By using bytearray() constructor

Sample Problem 3:

We want to create an application that will encrypt messages over the internet. To ensure the security of the messages. We need to convert the plaintext message into a byte array before encrypting it. Is there any way to overcome this problem?

Solution:

  • Define a function to simulate sending a message over the internet.
  • Prompt the user to enter a plaintext message.
  • Transform the plaintext message to a bytearray using the bytearray() constructor.
  • Send the bytearray message over the internet using the previously defined function.
  • Upon receiving the message, convert the bytearray back to a plaintext string using the decode() method.
  • Print the unpacked plaintext message for verification.

Input:

import struct

# Dummy function to simulate sending a message over the internet
def dummy_send_message(message):
    print("Message sent over the internet.")

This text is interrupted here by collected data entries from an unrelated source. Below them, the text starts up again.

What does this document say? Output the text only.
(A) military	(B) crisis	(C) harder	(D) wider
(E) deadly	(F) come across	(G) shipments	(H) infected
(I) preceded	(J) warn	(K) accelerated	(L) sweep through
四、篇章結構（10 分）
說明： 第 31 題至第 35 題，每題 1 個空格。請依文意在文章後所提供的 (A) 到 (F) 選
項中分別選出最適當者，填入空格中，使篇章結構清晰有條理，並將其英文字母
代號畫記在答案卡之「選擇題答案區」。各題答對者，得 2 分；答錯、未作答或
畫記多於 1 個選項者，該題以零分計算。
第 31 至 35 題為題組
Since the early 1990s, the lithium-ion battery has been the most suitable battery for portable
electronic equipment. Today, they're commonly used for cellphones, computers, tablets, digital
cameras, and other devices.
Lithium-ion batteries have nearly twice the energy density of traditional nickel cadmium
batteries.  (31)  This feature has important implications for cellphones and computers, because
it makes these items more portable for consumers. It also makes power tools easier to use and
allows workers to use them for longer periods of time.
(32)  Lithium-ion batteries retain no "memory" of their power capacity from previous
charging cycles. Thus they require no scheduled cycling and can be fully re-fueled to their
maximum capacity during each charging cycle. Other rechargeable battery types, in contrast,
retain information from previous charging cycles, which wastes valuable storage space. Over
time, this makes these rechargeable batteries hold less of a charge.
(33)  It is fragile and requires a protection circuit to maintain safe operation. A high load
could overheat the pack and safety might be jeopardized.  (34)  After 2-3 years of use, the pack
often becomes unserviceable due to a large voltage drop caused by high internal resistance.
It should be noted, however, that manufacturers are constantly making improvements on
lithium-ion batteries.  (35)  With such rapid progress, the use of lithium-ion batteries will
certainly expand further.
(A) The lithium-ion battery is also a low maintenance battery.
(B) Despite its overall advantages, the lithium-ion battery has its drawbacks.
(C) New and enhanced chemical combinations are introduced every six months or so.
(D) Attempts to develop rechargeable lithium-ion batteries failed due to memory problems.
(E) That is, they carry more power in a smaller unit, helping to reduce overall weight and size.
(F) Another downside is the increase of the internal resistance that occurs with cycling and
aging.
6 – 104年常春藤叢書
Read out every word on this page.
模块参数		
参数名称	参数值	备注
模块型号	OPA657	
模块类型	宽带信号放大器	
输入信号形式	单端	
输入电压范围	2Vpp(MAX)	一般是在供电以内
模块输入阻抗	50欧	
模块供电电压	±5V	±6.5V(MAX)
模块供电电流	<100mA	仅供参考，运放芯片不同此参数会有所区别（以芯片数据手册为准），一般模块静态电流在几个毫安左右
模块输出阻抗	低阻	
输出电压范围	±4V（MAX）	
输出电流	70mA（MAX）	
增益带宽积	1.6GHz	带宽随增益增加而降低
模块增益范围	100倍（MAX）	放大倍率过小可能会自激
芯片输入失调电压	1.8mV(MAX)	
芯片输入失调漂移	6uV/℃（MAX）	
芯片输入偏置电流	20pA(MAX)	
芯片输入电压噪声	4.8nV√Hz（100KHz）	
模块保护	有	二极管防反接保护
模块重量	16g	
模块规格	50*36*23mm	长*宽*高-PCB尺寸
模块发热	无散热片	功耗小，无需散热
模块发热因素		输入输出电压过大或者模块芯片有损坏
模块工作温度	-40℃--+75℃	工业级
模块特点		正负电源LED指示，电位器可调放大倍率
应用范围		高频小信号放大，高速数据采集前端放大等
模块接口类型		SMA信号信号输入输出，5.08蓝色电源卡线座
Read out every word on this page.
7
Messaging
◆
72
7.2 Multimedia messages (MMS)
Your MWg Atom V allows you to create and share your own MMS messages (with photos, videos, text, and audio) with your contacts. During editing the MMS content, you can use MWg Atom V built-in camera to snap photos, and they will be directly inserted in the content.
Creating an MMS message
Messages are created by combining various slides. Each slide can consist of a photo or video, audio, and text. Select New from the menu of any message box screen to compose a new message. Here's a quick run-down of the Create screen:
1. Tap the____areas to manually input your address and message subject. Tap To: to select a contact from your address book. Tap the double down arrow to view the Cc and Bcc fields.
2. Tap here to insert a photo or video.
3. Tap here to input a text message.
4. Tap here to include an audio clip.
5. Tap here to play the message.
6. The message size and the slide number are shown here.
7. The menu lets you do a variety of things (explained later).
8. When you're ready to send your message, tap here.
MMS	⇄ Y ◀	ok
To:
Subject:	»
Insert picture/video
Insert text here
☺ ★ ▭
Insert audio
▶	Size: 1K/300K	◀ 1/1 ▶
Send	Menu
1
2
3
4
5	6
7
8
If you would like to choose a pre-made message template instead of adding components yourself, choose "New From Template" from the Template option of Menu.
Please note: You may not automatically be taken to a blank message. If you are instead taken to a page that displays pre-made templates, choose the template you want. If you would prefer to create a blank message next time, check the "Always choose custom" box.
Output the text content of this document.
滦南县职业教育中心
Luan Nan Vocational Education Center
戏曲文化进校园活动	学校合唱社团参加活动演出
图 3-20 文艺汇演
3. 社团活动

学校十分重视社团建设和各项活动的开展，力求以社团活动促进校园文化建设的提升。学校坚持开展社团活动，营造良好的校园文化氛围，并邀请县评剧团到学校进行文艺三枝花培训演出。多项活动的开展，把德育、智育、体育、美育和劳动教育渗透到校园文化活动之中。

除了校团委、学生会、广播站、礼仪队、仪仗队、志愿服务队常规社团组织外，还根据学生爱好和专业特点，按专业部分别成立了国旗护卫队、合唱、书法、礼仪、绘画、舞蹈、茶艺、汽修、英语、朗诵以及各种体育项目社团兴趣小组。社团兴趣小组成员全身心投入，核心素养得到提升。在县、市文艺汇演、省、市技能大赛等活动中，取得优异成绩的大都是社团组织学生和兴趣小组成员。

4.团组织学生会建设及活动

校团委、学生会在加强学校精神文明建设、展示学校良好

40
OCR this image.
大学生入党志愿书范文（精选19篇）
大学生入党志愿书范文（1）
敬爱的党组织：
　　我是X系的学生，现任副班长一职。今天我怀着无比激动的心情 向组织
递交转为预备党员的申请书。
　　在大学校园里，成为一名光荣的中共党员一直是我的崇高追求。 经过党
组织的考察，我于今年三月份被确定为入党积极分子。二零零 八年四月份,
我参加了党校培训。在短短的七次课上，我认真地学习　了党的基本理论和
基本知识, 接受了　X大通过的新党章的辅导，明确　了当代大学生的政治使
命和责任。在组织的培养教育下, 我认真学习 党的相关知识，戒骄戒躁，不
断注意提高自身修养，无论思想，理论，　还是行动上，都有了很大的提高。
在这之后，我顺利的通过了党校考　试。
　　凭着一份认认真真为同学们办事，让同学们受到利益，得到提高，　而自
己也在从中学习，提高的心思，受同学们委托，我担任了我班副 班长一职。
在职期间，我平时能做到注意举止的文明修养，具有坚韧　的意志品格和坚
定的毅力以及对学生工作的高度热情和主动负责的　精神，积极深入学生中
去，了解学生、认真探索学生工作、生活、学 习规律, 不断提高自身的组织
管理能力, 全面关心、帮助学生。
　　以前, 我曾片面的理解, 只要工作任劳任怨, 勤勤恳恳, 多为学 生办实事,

# Prompt user to enter plaintext message
plaintext_message = input("Enter plaintext message: ")

# Convert plaintext message to bytes
bytearray_message = bytearray(plaintext_message, 'utf-8')

# Convert Byte Array to a packed binary data representation
packed_message = struct.pack('!{}s'.format(len(bytearray_message)), bytearray_message)

# Send packed messages over the internet
dummy_send_message(packed_message)

# Unpack it into bytes
unpacked_message = struct.unpack('!{}s'.format(len(packed_message)), packed_message)

# Convert bytes back to plaintext string
plaintext_unpacked_message = unpacked_message[0].decode('utf-8')

# Print the unpacked plaintext message for verification
print("Unpacked message:", plaintext_unpacked_message)

  Output:

Enter plaintext message: There is an important meeting at 6 pm.
Message sent over the internet.
Unpacked message: There is an important meeting at 6 pm.

Conclusion

Converting a string to bytes in Python is a fundamental operation that is useful in many applications. In this blog, We have discussed three distinct techniques for transforming a string into bytes.

Each approach has its use cases and advantages. We can choose the most appropriate one to perform the modification efficiently but based on their pros and uses encode() is the best approach to change into a byte. We can effectively work with byte data in Python and build powerful applications that take advantage of its versatility and flexibility.